By inviting industry professionals to participate in these simulations and explore the AIS facilities as a whole, Tang and other researchers hope to garner additional insight into current infrastructure challenges and acquire feedback on their work. “We might not realize that a particular problem exists, but people who are doing those jobs every day, they are going to tell us,” Tang asserts. “We have to know what’s happening in real life.”
In addition to the Autonomous Infrastructure Systems Lab space, the Sensing Lab, and Visualization Lab, renovated areas for student ideation and collaboration are located across the hall. This new office suite for AIS graduate students includes two modern conference rooms, inviting common spaces, and a layout that allows students to work either independently or in collaboration.

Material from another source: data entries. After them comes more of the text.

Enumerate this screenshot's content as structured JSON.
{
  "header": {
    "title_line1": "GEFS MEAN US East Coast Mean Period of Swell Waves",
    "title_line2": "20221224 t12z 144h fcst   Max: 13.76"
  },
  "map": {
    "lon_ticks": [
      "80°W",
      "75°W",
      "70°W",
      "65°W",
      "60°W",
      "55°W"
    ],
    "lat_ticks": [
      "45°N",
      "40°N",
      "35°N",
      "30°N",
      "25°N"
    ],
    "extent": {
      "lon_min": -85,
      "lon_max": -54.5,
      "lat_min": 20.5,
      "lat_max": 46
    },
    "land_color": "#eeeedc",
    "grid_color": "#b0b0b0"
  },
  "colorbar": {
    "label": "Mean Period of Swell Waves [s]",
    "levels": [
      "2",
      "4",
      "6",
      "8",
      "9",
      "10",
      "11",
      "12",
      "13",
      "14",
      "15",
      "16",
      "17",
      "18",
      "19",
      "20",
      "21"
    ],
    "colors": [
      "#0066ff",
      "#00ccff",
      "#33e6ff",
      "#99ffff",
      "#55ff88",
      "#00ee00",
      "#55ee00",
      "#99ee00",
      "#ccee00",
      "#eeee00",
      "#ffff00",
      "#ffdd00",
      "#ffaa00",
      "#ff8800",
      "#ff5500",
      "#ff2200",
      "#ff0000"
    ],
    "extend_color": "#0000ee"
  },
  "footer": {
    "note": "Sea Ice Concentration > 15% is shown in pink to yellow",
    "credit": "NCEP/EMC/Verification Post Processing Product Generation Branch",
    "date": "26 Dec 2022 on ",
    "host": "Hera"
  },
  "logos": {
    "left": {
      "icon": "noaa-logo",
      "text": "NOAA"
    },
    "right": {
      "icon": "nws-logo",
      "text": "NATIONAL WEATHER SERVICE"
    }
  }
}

Demonstrating what’s possible
Beyond AIS faculty and graduate students, many others stand to benefit from the new facilities. CEE students involved in undergraduate research or design projects may use the AIS space, and, with the department’s focus on incorporating sensing and machine learning across the curriculum at all levels, the new lab will help instructors to drive home the possibilities these technologies allow.
“Our undergrads are learning new skills that maybe they didn’t originally think were part of our field,” says Flanigan, who is teaching the sophomore design course this year. “We can take students over to this open, state-of-the-art lab where they can see how what they’re learning translates to research and the real world. Having PhD students show them demonstrations and data, streaming live on our screens, will help students to see themselves as users and leaders of this technology.”
Similarly, the new facilities give AIS researchers a chance to educate high school students and other community members on what engineering is and how it relates to their daily life. “That’s part of our mission as civil engineers,” says Tang. “We need to enable people outside of the university to understand what we are doing and how we can be connected to the community.”
Whoever they’re talking to or partnering with—the community, industry, or local and national government—AIS students and faculty inside the Porter Hall facilities now have the tools, technology, and workspace they need to tackle more challenges, expand their impact, and shine a spotlight on their efforts to create smarter infrastructure and more connected communities.
“The research that we do is very rooted in real-world problems, and our new space makes this work a lot more visible,” reflects Bergés. “Now that we’re in one of the main corridors to enter campus, we get to show everyone what we’re doing as we’re doing it. I expect this to lead to a lot more cross-pollination and collaboration, not just within the department but from outside of it, too.”